The statute of limitations on a cause of action doesn't begin to run until "all of its elements" have occurred. Pooshs v. Philip Morris USA, Inc., 51 Cal.4th 788, 797 (2011). "Under Ohio law, a plaintiff must prove the following elements to succeed in an action for unjust enrichment: (1) a benefit conferred by the plaintiff upon the defendant, (2) defendant's knowledge of the benefit, and (3) improper retention of the benefit without the defendant's rendering of payment to plaintiff for same." Cheers, 563 F.Supp.2d at 819 (internal quotation marks omitted). The parties' allegations are susceptible to multiple interpretations regarding when Sherwin-Williams' retention of the benefits of the Supply Agreements became unjust. For example, Defendants allege the JJT Supply Agreement wasn't entered until May 2011, and that, from 2011 through 2013, Sherwin-Williams verbally assured Defendants that they would correct the alleged defects. (Docket no. 36, ¶¶ 20(h)-(l). From these allegations, a jury could determine that Defendants' unjust enrichment claim didn't accrue until October 1, 2010, or later. Thus, Sherwin-Williams' motion for summary judgment on Defendants' unjust enrichment claim is DENIED.

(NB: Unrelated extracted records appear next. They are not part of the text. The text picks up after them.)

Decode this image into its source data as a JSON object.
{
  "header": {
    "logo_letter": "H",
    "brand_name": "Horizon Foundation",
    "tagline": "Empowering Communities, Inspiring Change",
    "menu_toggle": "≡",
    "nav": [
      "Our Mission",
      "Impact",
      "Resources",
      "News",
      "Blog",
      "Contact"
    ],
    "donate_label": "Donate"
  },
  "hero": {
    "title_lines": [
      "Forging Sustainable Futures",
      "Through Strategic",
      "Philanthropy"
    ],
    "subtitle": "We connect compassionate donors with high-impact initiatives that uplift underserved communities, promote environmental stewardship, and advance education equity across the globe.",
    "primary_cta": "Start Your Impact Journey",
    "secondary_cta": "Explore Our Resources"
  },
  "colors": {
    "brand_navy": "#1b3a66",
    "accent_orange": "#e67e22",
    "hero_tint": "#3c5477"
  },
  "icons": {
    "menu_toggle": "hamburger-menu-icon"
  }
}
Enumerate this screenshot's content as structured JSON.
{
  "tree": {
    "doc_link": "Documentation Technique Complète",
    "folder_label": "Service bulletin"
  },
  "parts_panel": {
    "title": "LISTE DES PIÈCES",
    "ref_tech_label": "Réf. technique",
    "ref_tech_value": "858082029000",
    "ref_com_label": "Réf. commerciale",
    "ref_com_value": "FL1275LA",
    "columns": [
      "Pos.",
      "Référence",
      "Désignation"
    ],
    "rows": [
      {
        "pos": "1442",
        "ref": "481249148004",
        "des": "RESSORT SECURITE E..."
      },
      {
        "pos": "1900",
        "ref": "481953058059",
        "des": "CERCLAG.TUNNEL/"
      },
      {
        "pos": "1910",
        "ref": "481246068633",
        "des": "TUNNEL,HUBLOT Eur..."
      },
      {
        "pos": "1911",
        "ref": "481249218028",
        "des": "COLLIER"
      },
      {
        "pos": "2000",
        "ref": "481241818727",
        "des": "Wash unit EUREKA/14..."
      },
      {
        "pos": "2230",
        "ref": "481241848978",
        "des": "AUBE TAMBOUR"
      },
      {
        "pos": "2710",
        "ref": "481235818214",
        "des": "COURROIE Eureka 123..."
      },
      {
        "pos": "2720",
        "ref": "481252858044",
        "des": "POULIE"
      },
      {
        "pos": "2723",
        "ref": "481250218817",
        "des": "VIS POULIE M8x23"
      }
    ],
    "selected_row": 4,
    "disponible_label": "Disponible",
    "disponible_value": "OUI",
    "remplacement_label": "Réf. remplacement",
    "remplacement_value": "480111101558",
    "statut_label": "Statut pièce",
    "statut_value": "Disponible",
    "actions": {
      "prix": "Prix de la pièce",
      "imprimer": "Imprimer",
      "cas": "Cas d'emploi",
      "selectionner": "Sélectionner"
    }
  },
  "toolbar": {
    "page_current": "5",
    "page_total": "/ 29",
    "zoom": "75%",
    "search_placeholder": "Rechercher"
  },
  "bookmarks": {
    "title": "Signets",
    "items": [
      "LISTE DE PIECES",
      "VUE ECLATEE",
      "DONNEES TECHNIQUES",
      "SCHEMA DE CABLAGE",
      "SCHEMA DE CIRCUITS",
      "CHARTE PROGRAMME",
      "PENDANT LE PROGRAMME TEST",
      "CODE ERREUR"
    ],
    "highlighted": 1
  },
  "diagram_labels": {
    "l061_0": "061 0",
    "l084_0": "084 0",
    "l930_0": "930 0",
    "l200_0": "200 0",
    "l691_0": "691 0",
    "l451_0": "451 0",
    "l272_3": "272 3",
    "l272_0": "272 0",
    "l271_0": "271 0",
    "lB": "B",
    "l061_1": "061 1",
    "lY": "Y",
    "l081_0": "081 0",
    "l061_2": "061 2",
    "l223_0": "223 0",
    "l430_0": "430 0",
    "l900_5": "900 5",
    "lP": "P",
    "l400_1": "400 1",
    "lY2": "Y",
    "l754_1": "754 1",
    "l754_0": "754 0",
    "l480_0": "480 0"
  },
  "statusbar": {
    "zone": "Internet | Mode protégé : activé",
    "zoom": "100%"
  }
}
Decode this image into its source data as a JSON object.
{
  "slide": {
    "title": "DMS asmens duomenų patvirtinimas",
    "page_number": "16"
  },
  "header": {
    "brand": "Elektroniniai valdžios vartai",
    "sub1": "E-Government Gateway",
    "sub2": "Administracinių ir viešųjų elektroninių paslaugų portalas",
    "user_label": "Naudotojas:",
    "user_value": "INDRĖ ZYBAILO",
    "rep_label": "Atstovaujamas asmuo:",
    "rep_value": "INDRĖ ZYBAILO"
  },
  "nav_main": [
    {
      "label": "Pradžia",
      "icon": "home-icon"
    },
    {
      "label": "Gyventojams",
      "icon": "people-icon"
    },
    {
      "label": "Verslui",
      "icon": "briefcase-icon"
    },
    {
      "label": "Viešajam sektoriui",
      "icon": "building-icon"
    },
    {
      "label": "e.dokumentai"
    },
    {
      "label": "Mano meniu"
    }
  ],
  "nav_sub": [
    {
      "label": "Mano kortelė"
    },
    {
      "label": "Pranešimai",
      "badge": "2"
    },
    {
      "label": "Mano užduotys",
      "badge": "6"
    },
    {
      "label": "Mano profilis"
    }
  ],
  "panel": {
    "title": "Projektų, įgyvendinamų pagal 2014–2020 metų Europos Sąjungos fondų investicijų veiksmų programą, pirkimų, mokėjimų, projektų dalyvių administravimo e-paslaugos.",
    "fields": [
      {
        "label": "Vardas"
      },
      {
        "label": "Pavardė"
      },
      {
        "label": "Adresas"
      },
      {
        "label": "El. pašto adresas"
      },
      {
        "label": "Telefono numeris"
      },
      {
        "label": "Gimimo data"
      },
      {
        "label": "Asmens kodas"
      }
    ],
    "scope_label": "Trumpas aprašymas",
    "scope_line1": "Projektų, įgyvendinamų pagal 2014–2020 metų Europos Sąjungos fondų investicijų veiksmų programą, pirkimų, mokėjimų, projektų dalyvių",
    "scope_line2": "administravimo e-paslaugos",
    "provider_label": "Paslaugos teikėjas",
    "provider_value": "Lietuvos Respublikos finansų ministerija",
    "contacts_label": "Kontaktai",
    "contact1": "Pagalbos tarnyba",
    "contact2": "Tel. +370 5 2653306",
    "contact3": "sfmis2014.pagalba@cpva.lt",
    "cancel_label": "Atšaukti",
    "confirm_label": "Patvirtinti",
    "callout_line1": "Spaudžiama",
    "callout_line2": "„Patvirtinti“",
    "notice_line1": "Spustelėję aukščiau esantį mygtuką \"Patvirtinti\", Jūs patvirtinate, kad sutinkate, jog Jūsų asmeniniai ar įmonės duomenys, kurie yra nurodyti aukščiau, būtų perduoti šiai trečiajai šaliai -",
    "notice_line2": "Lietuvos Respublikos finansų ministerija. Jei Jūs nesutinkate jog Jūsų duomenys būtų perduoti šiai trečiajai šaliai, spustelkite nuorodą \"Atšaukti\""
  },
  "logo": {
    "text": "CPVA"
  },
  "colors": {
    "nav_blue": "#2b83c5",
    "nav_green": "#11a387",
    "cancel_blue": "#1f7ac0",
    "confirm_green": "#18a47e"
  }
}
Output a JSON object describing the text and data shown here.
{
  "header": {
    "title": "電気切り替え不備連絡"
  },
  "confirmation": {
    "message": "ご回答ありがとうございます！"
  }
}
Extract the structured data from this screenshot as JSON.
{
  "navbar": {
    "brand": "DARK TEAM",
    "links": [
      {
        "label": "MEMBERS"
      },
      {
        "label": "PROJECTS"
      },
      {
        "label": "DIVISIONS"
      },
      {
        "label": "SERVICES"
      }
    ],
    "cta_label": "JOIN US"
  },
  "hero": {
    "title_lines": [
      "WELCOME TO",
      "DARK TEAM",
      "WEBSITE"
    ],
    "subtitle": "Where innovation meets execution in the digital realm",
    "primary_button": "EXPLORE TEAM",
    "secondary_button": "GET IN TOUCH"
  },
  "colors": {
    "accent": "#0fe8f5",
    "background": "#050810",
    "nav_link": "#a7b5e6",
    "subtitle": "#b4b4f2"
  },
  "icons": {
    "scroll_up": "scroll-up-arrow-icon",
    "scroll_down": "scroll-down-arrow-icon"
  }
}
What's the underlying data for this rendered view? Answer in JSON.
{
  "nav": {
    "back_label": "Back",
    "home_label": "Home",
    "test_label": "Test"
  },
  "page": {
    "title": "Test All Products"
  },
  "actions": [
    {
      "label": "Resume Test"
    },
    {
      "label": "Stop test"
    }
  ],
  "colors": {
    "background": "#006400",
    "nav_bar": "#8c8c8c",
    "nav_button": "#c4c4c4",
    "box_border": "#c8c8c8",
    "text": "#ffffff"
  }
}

C. Fraud and Misrepresentation Claims

Defendants allege Sherwin-Williams made knowing misrepresentations from 2008 to 2013. These alleged misrepresentations fall into two categories: (1) false statements about the quality of Sherwin-Williams' products and (2) ultimately unfulfilled promises to cure defects. (Docket no. 56 at 7.) The misrepresentations are the basis for Defendants' causes of action for fraud, intentional misrepresentation, and negligent misrepresentation. Sherwin-Williams moves for summary judgment on these claims, contending: (1) the majority of the fraud allegations are time barred; (2) Defendants can't establish the scienter or intent to defraud elements of misrepresentation; and (3) Defendants can't establish the justifiable reliance element of misrepresentation.

1. Statute of Limitations

Pursuant to California Code of Civil Procedure § 338(d), there is a three-year statute of limitations for "[a]n action for relief on the ground of fraud or mistake, " which "is not deemed to have accrued until the discovery, by the aggrieved party, of the facts constituting the fraud or mistake." "[T]he elements of intentional misrepresentation, or actual fraud, are: (1) misrepresentation (false representation, concealment, or nondisclosure); (2) knowledge of falsity (scienter); (3) intent to defraud (i.e., to induce reliance); (4) justifiable reliance; and (5) resulting damage." Rodriguez v. JP Morgan Chase & Co., 809 F.Supp.2d 1291, 1296 (S.D. Cal. 2011) (internal quotation marks omitted). "Since a cause of action accrues when the elements of the cause of action, including damage occur, the appreciable and actual harm that results in accrual must be harm of the specific type that is recoverable as damages on that type of cause of action." Platt Elec. Supply, Inc. v. EOFF Elec., Inc., 522 F.3d 1049, 1054 (9th Cir. 2008) (internal quotation marks omitted). "Although this ordinarily occurs on the date of the plaintiff's injury, accrual is postponed until the plaintiff either discovers or has reason to discover the existence of a claim, i.e., at least has reason to suspect a factual basis for its elements." Id . (internal quotation marks omitted).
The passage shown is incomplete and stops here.